Lire la lettre ouverte de l’ex-bâtonnier du Québec
L’assemblée extraordinaire des membres du Barreau s’est déroulée dans la sérénité; personne n’a déchiré sa chemise.
Si j’ai honte de mon institution et des événements en cours, je suis néanmoins très fier des avocats puisque 1000 d’entre nous étaient réunis dans une salle, en assemblée extraordinaire historique, lundi dernier.
Cette assemblée que nous craignions houleuse s’est déroulée dans un climat décontracté et de grand respect. Il aurait été facile de chahuter, de personnaliser, d’engueuler ou d’accuser. Bien sûr, des coups ont été portés, c’était inévitable. Mais c’était à visage découvert, c’était propre.
Notre métier d’avocat, quand il est bien pratiqué, ne fait pas de nous des ennemis, mais des adversaires redoutables. Nous confrontons des idées, nous opposons des concepts, nous argumentons, nous interprétons la loi, nous faisons de la prévention, nous réglons des conflits, nous obtenons justice ou réparation pour notre client.
Lorsque nous dépersonnalisons le conflit pour l’élever à un niveau supérieur, au niveau de la règle de droit, les avocats deviennent des confrères et des consoeurs.
Il n’y a pas eu d’étincelle ni d’escarmouche. Quelques avocasseries, mais qui n’ont jamais mis à bout de patience les avocats présents. (Mettez mille avocats dans une salle et vous savez que tout peut arriver.) Nous avions un auditoire attentif et respectueux. Les arguments de ceux qui ont pris la parole se sont situés presque toujours au niveau du droit.

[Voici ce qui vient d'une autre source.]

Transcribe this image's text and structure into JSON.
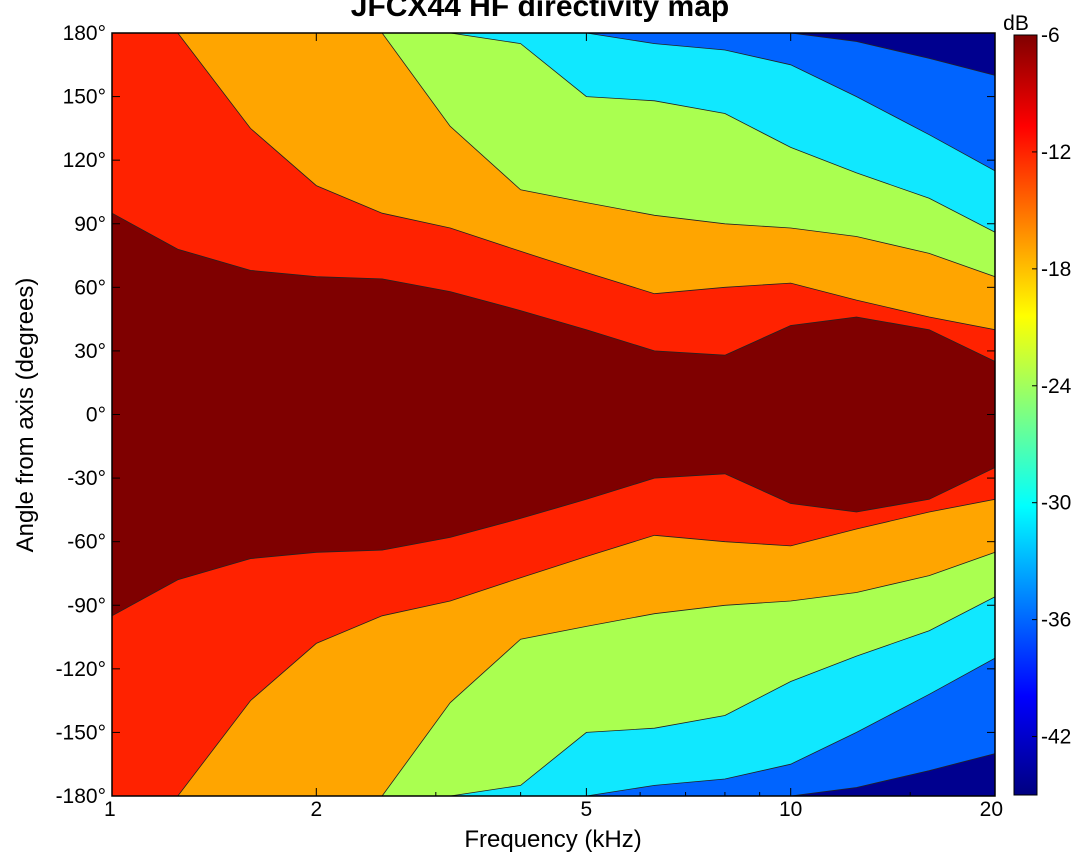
{
  "chart_data": {
    "type": "heatmap",
    "title": "JFCX44 HF directivity map",
    "xlabel": "Frequency (kHz)",
    "ylabel": "Angle from axis (degrees)",
    "x_scale": "log",
    "xlim": [
      1,
      20
    ],
    "ylim": [
      -180,
      180
    ],
    "x_ticks": [
      1,
      2,
      5,
      10,
      20
    ],
    "x_tick_labels": [
      "1",
      "2",
      "5",
      "10",
      "20"
    ],
    "y_ticks": [
      180,
      150,
      120,
      90,
      60,
      30,
      0,
      -30,
      -60,
      -90,
      -120,
      -150,
      -180
    ],
    "y_tick_labels": [
      "180°",
      "150°",
      "120°",
      "90°",
      "60°",
      "30°",
      "0°",
      "-30°",
      "-60°",
      "-90°",
      "-120°",
      "-150°",
      "-180°"
    ],
    "colorbar": {
      "label": "dB",
      "ticks": [
        -6,
        -12,
        -18,
        -24,
        -30,
        -36,
        -42
      ],
      "tick_labels": [
        "-6",
        "-12",
        "-18",
        "-24",
        "-30",
        "-36",
        "-42"
      ],
      "range": [
        -45,
        -6
      ]
    },
    "contour_levels_db": [
      -6,
      -9,
      -15,
      -21,
      -27,
      -33,
      -39
    ],
    "contour_colors": [
      "#7f0000",
      "#ff2200",
      "#ffa500",
      "#aaff50",
      "#10e8ff",
      "#0064ff",
      "#00008f"
    ],
    "frequencies_khz": [
      1,
      1.25,
      1.6,
      2,
      2.5,
      3.15,
      4,
      5,
      6.3,
      8,
      10,
      12.5,
      16,
      20
    ],
    "band_edges": {
      "minus_6dB_angle": [
        95,
        78,
        68,
        65,
        64,
        58,
        49,
        40,
        30,
        28,
        42,
        46,
        40,
        25
      ],
      "minus_12dB_angle": [
        180,
        180,
        135,
        108,
        95,
        88,
        77,
        67,
        57,
        60,
        62,
        54,
        46,
        40
      ],
      "minus_18dB_angle": [
        180,
        180,
        180,
        180,
        180,
        136,
        106,
        100,
        94,
        90,
        88,
        84,
        76,
        65
      ],
      "minus_24dB_angle": [
        180,
        180,
        180,
        180,
        180,
        180,
        175,
        150,
        148,
        142,
        126,
        114,
        102,
        86
      ],
      "minus_30dB_angle": [
        180,
        180,
        180,
        180,
        180,
        180,
        180,
        180,
        175,
        172,
        165,
        150,
        132,
        115
      ],
      "minus_36dB_angle": [
        180,
        180,
        180,
        180,
        180,
        180,
        180,
        180,
        180,
        180,
        180,
        176,
        168,
        160
      ]
    },
    "grid": false,
    "legend": "colorbar-right"
  }
}
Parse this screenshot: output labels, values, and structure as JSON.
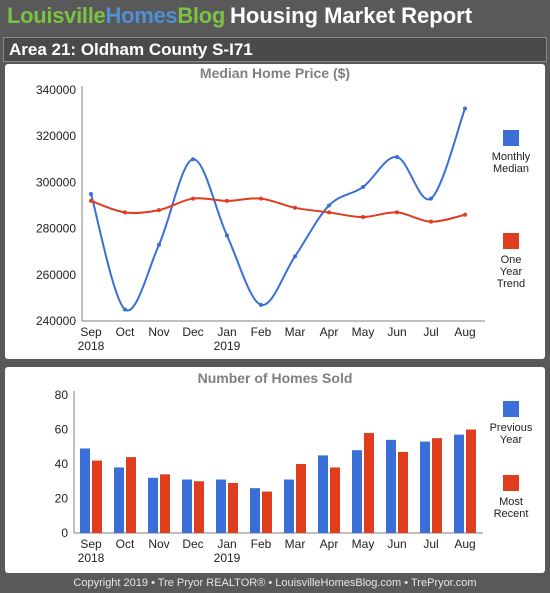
{
  "header": {
    "brand_part1": "Louisville",
    "brand_part2": "Homes",
    "brand_part3": "Blog",
    "report_title": "Housing Market Report",
    "area_title": "Area 21: Oldham County S-I71"
  },
  "colors": {
    "blue": "#3a6fd8",
    "red": "#e03c1e",
    "brand_green": "#7cc242",
    "brand_blue": "#4e8fd6",
    "background": "#595959"
  },
  "footer": {
    "text": "Copyright 2019 • Tre Pryor REALTOR® • LouisvilleHomesBlog.com • TrePryor.com"
  },
  "chart_data": [
    {
      "type": "line",
      "title": "Median Home Price ($)",
      "categories": [
        "Sep",
        "Oct",
        "Nov",
        "Dec",
        "Jan",
        "Feb",
        "Mar",
        "Apr",
        "May",
        "Jun",
        "Jul",
        "Aug"
      ],
      "year_labels": [
        "2018",
        "",
        "",
        "",
        "2019",
        "",
        "",
        "",
        "",
        "",
        "",
        ""
      ],
      "y_ticks": [
        240000,
        260000,
        280000,
        300000,
        320000,
        340000
      ],
      "y_tick_labels": [
        "240000",
        "260000",
        "280000",
        "300000",
        "320000",
        "340000"
      ],
      "ylim": [
        240000,
        340000
      ],
      "grid": false,
      "legend_position": "right",
      "series": [
        {
          "name": "Monthly Median",
          "legend_lines": [
            "Monthly",
            "Median"
          ],
          "color": "#3a6fd8",
          "smooth": true,
          "values": [
            295000,
            245000,
            273000,
            310000,
            277000,
            247000,
            268000,
            290000,
            298000,
            311000,
            293000,
            332000
          ]
        },
        {
          "name": "One Year Trend",
          "legend_lines": [
            "One",
            "Year",
            "Trend"
          ],
          "color": "#e03c1e",
          "smooth": true,
          "values": [
            292000,
            287000,
            288000,
            293000,
            292000,
            293000,
            289000,
            287000,
            285000,
            287000,
            283000,
            286000
          ]
        }
      ]
    },
    {
      "type": "bar",
      "title": "Number of Homes Sold",
      "categories": [
        "Sep",
        "Oct",
        "Nov",
        "Dec",
        "Jan",
        "Feb",
        "Mar",
        "Apr",
        "May",
        "Jun",
        "Jul",
        "Aug"
      ],
      "year_labels": [
        "2018",
        "",
        "",
        "",
        "2019",
        "",
        "",
        "",
        "",
        "",
        "",
        ""
      ],
      "y_ticks": [
        0,
        20,
        40,
        60,
        80
      ],
      "y_tick_labels": [
        "0",
        "20",
        "40",
        "60",
        "80"
      ],
      "ylim": [
        0,
        80
      ],
      "grid": false,
      "legend_position": "right",
      "series": [
        {
          "name": "Previous Year",
          "legend_lines": [
            "Previous",
            "Year"
          ],
          "color": "#3a6fd8",
          "values": [
            49,
            38,
            32,
            31,
            31,
            26,
            31,
            45,
            48,
            54,
            53,
            57
          ]
        },
        {
          "name": "Most Recent",
          "legend_lines": [
            "Most",
            "Recent"
          ],
          "color": "#e03c1e",
          "values": [
            42,
            44,
            34,
            30,
            29,
            24,
            40,
            38,
            58,
            47,
            55,
            60
          ]
        }
      ]
    }
  ]
}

Chapeau aux avocats qui se sont déplacés de très loin, de l’Abitibi, du Bas-Saint-Laurent, de Sept-Îles. Bien sûr, tous ne pouvaient être présents. Nous pouvions avoir un tas de raisons valables pour être dans l’impossibilité d’y assister; raisons personnelles, familiales, professionnelles ou de santé, conflits d’horaire, engagements autres, vacances, voyages. Et que dire de ceux qui exercent dans environ 80 pays différents autres que le Canada?
Beaucoup d’intervenants ont souhaité de nouvelles élections pour tous les membres du CA.
Le vice-président a mentionné que la législation ne le permet pas. Parfait. Mais est-ce possible de faire adopter un décret qui le permettrait rapidement? À problème exceptionnel, solution exceptionnelle! Estce possible d’obtenir une dérogation? Estce possible par entente privée et sous l’autorité et l’aval de l’Office des professions de procéder à de nouvelles élections? Je ne suis pas persuadé que nous avons évalué sérieusement toutes les options.
À défaut de pouvoir retourner en élections, les membres du CA qui se déclareront incapables de travailler avec madame la bâtonnière n’auront d’autre choix que de démissionner.
Le 22 mai dernier, Me Khuong a été élue à 62,9 % des voix et une majorité de 2683 votes. À l’assemblée extraordinaire, mieux, 68 % ont réitéré le fait que Me Khuong a la légitimité nécessaire pour occuper le poste de bâtonnière. Sérieux signal, n’est-ce pas. Et s’il y avait de nouvelles élections, je suis convaincu que Me Khuong obtiendrait encore un résultat supérieur.
D’ailleurs, parmi les intervenants qui ont pris le micro ou qui ont demandé la tenue de cette assemblée, plusieurs ont dit qu’ils n’avaient pas voté pour la bâtonnière, mais qu’aujourd’hui, ils l’appuient. C’est tout dire.
Dans une entrevue, questionné à propos des recommandations que pourrait faire le comité d’éthique et de déontologie appelé à se pencher sur les événements que nous connaissons tous, le vice-président avait mentionné sans détour que c’est le CA qui décide de la suite des choses. Cette fois-ci, à l’assemblée, ses propos ont été plus nuancés. «Nous vous avons entendus», a-t-il dit.
Les membres du CA doivent être à l’écoute des membres du Barreau qui les ont élus.
J’ai voté pour Me Khuong et j’ai travaillé fièrement pour elle.